Tijdens de crisis zijn aanzienlijk minder medewerkers doorgestroomd van een flexibel naar een vast contract. Daarnaast is het percentage werkzoekenden dat vanuit de WW direct een vaste baan vindt, sterk gedaald. Ruim één op de drie werkenden in Nederland is flexwerker of zzp’er. Dit blijkt uit onderzoek van UWV naar de flexibilisering van de arbeidsmarkt.
De afgenomen doorstroom naar vast werk geldt zowel voor medewerkers met een flexcontract als voor werkzoekenden die vanuit de WW aan de slag gaan met een flexcontract.

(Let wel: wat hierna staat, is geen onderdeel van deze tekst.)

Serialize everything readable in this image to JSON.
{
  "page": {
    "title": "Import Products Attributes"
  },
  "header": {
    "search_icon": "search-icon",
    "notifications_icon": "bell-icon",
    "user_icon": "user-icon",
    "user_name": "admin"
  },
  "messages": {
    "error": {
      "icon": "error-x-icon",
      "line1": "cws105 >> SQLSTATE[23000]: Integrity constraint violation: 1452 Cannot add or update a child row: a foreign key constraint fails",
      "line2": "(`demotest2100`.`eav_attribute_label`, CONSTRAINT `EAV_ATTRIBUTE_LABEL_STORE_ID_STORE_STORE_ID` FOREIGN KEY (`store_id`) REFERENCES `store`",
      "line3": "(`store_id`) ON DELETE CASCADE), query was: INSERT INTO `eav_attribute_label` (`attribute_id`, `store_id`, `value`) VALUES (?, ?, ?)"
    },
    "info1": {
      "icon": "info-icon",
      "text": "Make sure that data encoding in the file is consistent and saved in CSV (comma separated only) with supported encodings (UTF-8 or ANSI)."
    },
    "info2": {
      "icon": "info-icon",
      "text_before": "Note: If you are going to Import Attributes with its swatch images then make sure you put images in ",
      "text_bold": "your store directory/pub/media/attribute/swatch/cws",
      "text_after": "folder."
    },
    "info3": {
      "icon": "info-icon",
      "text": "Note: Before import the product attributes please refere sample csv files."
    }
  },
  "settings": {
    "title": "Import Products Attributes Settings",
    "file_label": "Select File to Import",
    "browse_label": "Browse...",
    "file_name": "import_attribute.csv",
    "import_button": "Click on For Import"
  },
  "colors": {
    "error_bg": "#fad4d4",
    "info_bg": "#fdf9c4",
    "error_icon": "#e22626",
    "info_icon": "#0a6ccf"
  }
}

Uitkeringsgerechtigden die als uitzendkracht gaan werken, stromen het minst door naar een vaste baan. Slechts 1 op de 20 heeft na een jaar een vast contract. Dit was voor de crisis nog 1 op de 10. Een toenemend deel van de beroepsbevolking heeft een flexcontract of werkt als zzp’er. Het betrof ruim één op de drie werkenden in Nederland in 2014.
Het onderzoek van UWV laat verder zien dat het percentage werkzoekenden dat vanuit de WW direct aan een vaste baan komt, af nam tijdens de crisis. Tussen 2008 en 2013 kromp dit aandeel van 21 procent naar 16 procent. Het aandeel WW’ers dat vanuit de WW ging werken met een tijdelijk contract steeg in dezelfde periode van 42 procent naar 49 procent. Het percentage dat aan de slag ging als uitzendkracht bleef stabiel op circa 35 procent.
Voor flexwerkers en vooral uitzendkrachten is de kans groter dat ze terugvallen op een WW-uitkering dan voor mensen met een vaste baan. UWV onderzocht daarom de invloed van het toenemende flexwerk op herhalingswerkloosheid. Daaruit blijkt dat het toenemende aandeel flexwerkers in de beroepsbevolking niet zorgt voor een hoger percentage herhalingswerklozen in de WW-instroom. Tussen 2001 en 2014 bevond het percentage herhalingswerklozen in de WW-instroom zich namelijk steeds rond de 23 procent.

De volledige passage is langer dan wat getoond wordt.